Because your candy should be as scary as your costume
By: Tim McLaughlin
Dracula Drool: This vile vial gets bonus gross-out points for its graphic name. It’s not just blood, it’s hemoglobin-stained saliva that dripped off the Count’s slobbering fangs.
Vampire Hair: Candy hair would have made this list on its own; so would candy vampires. The combination in a flossy candy that explodes on your tongue puts it at No. 2. Also noteworthy is the revelation that Marge Simpson is indeed a vampire.

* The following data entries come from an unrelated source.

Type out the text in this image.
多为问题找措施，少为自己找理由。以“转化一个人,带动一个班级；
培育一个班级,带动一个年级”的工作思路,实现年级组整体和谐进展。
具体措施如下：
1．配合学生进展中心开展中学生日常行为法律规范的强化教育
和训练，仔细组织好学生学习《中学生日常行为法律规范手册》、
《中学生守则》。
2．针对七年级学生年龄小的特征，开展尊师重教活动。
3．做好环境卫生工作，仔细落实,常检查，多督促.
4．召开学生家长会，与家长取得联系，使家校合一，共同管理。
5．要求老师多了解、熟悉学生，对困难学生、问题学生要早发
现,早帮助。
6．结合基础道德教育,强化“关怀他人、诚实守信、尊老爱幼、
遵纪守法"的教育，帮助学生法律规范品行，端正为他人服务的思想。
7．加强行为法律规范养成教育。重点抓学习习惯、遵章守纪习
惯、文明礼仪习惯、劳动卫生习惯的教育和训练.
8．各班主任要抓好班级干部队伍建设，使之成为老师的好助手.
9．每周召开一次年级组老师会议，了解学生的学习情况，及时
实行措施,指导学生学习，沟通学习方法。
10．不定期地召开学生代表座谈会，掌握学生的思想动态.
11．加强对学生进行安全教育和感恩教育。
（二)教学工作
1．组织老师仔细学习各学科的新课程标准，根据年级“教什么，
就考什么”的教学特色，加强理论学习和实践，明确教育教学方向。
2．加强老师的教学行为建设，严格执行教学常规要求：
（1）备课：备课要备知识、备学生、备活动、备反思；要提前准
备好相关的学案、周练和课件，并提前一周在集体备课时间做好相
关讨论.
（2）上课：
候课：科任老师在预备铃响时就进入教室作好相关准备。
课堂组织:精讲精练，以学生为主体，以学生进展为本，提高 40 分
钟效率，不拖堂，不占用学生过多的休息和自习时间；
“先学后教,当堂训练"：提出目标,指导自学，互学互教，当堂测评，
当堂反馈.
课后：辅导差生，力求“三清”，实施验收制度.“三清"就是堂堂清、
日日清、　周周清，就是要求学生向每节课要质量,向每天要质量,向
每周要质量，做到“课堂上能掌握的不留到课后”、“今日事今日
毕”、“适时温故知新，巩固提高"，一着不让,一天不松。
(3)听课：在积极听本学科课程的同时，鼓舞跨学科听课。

Toxic Waste: There’s a classic trope of hazardous waste turning people into heinous mutants. This version turns kids into people who enjoy sucking on unpleasant, intensely sour candy. According to the barrel’s chart, keeping one of these in your mouth for a minute makes you a full toxie head. If you last only 45 seconds you’re just a toxie wannabe.
Blood Energy Potion: This sugary maroon liquid claims to have “similar nutritional content to natural blood.” A serving does provide 55% of recommended daily iron value and 880mg of amino acids. It even tastes like blood, but only Franken Berry’s blood. An impressive Web tie-in poses it as a synthetic blood substitute for vampires, an alternative to feasting on humans. With its microwave instructions to heat to 98.6°F and transfusion bag packaging, we give this an A(Rh)+ for commitment.
Body Parts Sushi: There’s something about eyeballs, fingers, and ears topping seaweed-wrapped rice that gives us an extra kick of queasiness. Associating hacked body parts with customary fare legitimizes cannibalism in a way that puts us ill at ease. Also, the list of ingredients includes the word “pork.” Wretch. Comes with chopsticks.